Whether it’s on Twitter, LinkedIn, or even Instagram, participating in your industry’s social media community can help you make new connections and establish yourself as an expert, if you’re smart about it. Here are a few tips that have helped me network with other professionals via social media.
Follow active, engaging accounts.
If you want to get the most out of the time you spend networking on social media, look for accounts that actively engage with their followers and share a healthy mix of content (i.e., not just their own article or product links). If you find that an account is posting too frequently and clogging up your feed with irrelevant items, it’s okay to unfollow or mute them.
Participate where you can.
Unless you’re getting paid to manage social media accounts, you probably don’t have time to be checking and posting throughout the whole work day.

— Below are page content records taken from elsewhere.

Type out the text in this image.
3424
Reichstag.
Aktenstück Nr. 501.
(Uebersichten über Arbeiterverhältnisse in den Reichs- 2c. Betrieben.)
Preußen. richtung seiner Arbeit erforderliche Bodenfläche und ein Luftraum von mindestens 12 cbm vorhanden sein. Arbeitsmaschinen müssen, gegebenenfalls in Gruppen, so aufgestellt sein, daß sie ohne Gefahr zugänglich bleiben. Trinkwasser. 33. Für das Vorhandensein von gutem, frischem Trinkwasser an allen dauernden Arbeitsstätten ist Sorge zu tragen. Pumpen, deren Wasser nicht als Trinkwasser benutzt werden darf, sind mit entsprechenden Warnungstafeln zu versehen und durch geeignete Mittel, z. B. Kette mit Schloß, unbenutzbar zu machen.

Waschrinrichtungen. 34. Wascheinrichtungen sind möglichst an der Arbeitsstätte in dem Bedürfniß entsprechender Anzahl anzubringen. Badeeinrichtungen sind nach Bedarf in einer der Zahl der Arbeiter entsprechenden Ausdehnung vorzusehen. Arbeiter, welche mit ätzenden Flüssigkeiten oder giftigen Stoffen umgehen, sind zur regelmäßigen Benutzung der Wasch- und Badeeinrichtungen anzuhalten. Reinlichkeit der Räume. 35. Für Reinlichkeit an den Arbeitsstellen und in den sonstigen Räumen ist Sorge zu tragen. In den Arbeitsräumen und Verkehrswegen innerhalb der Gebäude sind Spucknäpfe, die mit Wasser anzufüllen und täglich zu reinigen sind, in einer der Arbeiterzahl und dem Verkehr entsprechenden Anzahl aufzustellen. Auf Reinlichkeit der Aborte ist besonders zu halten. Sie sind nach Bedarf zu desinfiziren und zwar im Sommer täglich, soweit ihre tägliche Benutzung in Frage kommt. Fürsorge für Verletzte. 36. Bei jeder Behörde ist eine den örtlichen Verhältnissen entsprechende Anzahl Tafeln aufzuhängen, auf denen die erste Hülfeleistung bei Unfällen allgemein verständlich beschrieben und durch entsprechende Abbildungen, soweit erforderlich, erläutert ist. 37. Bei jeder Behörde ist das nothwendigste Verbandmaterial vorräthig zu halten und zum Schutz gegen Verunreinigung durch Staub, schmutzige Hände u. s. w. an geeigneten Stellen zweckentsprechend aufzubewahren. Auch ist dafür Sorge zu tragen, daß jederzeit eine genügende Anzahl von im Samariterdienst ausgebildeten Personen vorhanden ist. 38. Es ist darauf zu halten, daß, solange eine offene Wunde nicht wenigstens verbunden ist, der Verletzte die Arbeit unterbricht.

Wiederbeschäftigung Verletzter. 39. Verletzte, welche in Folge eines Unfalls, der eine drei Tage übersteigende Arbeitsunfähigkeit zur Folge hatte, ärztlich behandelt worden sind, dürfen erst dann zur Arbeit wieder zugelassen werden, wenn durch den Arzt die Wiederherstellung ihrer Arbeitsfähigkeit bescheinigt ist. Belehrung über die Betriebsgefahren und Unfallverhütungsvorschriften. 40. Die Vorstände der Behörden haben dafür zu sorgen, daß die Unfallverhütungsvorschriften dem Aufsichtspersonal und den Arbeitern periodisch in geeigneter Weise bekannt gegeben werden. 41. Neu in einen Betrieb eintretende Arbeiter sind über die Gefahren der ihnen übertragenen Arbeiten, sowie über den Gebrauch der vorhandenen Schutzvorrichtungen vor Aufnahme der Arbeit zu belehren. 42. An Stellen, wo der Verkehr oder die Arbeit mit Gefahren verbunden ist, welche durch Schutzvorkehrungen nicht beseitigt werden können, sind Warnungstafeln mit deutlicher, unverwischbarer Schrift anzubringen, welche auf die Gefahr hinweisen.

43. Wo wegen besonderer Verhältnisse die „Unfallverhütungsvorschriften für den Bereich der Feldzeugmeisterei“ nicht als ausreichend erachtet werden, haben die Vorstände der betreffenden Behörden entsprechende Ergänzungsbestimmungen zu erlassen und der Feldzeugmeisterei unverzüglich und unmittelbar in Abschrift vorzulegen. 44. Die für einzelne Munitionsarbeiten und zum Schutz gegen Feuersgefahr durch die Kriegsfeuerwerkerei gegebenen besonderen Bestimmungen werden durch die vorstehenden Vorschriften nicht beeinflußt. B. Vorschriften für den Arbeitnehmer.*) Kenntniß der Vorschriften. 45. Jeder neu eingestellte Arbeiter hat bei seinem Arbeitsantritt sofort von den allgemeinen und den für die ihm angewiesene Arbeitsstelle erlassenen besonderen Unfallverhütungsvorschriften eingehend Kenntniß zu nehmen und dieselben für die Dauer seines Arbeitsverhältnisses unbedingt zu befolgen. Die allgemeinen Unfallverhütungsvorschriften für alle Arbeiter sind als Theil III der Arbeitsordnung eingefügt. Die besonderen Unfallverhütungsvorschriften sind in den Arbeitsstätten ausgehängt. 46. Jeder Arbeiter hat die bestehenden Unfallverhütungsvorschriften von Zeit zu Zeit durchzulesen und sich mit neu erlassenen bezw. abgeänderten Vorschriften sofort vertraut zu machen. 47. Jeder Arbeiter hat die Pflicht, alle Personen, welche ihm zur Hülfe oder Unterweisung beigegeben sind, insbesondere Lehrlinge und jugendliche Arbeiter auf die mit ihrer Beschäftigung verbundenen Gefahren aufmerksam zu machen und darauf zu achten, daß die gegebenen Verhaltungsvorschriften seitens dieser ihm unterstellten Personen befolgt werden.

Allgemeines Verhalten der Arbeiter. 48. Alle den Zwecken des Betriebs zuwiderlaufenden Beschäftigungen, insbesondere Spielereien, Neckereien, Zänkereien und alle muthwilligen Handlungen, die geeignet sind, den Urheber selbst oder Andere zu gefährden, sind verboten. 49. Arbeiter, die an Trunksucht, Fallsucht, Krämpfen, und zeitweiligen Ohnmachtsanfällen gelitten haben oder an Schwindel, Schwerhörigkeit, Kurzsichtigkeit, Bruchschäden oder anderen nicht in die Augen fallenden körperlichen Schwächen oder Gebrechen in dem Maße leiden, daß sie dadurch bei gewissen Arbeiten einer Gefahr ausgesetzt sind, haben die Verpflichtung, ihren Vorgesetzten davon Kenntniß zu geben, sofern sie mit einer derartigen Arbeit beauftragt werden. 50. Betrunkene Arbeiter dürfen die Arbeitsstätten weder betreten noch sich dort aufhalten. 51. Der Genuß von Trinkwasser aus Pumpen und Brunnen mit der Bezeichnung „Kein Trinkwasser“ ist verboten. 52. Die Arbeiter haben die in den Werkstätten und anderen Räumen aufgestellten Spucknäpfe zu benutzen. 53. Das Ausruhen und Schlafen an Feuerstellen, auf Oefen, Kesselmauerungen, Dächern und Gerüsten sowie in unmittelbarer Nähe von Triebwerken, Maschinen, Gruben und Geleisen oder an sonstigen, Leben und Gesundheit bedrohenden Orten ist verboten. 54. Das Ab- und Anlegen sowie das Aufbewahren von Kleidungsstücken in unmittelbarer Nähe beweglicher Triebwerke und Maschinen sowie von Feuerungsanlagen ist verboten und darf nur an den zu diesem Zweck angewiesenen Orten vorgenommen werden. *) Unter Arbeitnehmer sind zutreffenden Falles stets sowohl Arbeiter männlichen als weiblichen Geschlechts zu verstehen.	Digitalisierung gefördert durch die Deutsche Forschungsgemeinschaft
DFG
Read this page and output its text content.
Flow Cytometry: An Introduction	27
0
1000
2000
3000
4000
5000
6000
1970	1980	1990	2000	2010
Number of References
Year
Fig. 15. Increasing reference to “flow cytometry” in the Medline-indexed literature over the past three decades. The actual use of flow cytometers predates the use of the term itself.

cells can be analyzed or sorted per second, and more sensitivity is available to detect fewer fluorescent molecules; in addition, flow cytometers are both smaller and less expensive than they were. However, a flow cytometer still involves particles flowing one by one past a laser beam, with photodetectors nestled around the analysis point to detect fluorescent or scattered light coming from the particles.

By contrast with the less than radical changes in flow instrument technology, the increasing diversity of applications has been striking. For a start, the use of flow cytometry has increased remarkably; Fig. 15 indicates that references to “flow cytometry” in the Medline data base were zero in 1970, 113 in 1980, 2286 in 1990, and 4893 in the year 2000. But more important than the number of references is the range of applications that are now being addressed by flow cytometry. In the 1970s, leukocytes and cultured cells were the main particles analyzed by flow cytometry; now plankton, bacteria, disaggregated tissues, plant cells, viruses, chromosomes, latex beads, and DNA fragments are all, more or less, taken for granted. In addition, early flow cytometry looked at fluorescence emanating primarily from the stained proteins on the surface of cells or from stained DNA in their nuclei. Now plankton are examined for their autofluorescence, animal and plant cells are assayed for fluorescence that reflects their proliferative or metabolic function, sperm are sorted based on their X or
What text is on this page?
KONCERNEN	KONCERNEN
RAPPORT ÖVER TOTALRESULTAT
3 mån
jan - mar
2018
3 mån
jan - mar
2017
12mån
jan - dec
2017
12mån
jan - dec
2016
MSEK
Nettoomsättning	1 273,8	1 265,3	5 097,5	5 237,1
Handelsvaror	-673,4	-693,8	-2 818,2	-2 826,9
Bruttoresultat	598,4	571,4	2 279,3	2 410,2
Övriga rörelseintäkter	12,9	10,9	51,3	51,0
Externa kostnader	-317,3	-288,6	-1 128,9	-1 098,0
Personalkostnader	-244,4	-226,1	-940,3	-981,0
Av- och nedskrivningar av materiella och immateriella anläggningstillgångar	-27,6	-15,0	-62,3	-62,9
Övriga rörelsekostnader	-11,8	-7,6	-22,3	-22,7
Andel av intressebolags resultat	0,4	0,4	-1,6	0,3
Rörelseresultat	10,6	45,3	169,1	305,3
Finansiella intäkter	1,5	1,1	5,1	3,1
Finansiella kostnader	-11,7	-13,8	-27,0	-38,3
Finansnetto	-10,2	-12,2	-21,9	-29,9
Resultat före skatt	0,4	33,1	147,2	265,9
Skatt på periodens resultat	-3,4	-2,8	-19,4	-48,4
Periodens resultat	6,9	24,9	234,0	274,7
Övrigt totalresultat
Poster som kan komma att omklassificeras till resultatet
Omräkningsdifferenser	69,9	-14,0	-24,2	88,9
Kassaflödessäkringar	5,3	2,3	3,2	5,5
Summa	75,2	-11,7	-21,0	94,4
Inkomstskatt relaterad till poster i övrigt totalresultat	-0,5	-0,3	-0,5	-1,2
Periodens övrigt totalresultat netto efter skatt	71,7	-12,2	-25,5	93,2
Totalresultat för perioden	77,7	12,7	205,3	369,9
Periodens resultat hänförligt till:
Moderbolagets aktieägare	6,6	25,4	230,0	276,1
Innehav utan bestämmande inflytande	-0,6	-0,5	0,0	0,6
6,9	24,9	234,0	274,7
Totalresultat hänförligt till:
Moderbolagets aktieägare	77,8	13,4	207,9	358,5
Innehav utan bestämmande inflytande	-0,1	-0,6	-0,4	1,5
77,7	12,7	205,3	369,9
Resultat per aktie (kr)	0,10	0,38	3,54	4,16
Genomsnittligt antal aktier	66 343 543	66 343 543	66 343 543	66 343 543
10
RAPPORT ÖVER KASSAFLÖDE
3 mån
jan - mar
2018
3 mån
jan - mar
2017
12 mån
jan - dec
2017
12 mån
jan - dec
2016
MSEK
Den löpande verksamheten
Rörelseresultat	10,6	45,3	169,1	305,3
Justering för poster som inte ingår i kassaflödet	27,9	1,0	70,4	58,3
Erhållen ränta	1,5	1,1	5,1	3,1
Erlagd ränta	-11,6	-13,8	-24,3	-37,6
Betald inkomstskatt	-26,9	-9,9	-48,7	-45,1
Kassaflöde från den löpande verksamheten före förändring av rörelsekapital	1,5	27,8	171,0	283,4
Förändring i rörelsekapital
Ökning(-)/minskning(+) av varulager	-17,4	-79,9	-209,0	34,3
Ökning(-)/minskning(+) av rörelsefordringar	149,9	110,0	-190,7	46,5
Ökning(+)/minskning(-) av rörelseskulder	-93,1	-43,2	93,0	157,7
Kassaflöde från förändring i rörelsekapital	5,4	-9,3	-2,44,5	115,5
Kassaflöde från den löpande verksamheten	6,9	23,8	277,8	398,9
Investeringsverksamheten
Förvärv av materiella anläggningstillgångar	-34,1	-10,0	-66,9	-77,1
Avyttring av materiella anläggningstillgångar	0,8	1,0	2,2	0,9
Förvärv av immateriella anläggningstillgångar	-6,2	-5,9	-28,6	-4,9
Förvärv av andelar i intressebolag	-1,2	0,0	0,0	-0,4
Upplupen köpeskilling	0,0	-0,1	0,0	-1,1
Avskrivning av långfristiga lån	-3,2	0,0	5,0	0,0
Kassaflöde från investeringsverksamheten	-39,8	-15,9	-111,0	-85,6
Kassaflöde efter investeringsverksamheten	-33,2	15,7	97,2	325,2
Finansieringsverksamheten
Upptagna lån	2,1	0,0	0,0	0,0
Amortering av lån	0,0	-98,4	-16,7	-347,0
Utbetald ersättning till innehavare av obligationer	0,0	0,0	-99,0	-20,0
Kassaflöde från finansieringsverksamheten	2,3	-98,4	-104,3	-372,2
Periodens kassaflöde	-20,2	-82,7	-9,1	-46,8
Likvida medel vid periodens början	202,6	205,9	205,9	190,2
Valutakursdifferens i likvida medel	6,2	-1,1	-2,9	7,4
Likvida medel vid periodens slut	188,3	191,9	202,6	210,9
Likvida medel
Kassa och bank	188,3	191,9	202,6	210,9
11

However, if you have a few minutes to spare during your breaks or in between tasks, use that time to catch up on what people are sharing and commenting on, and when it’s appropriate, share or comment on something yourself. When done correctly, this activity will signal that you’re on top of industry news and have something valuable to contribute to the conversation. If you want a few more tips on this point, I wrote this piece about developing a good professional social media presence.
Keep it focused.
You should always look to inject a little bit of personality into your social media presence, but if you really want to use it as a tool for professional growth, try to keep the majority of your content focused on your industry, your career, and your work or side projects. The occasional tweet about your latest Netflix obsession or a great restaurant you discovered is fine (and welcome!), but without a clear theme or focus for your posts, people are unlikely to recognize your account as one of industry authority and expertise.
Don’t trash talk anyone.
In today’s culture, it’s pretty common to complain on social media when you’ve had any kind of negative experience. As tempting as this is, it’s probably not a good idea to get too specific when you air your grievances. The most obvious example would be bashing your employer, but even bad-mouthing third parties outside your company can be detrimental. I see this happen a lot with journalists complaining about PR pros — who, as a reminder, spend a lot of time trying to help reporters chase down stories. I won’t pretend I’ve never vented about a frustrating professional encounter on Twitter, but it’s incredibly unwise to call out a person or agency by name. You never know who other people in your network know — a potential employer, business partner, or client might look at your feed and be dissuaded from working with you because of what they find there.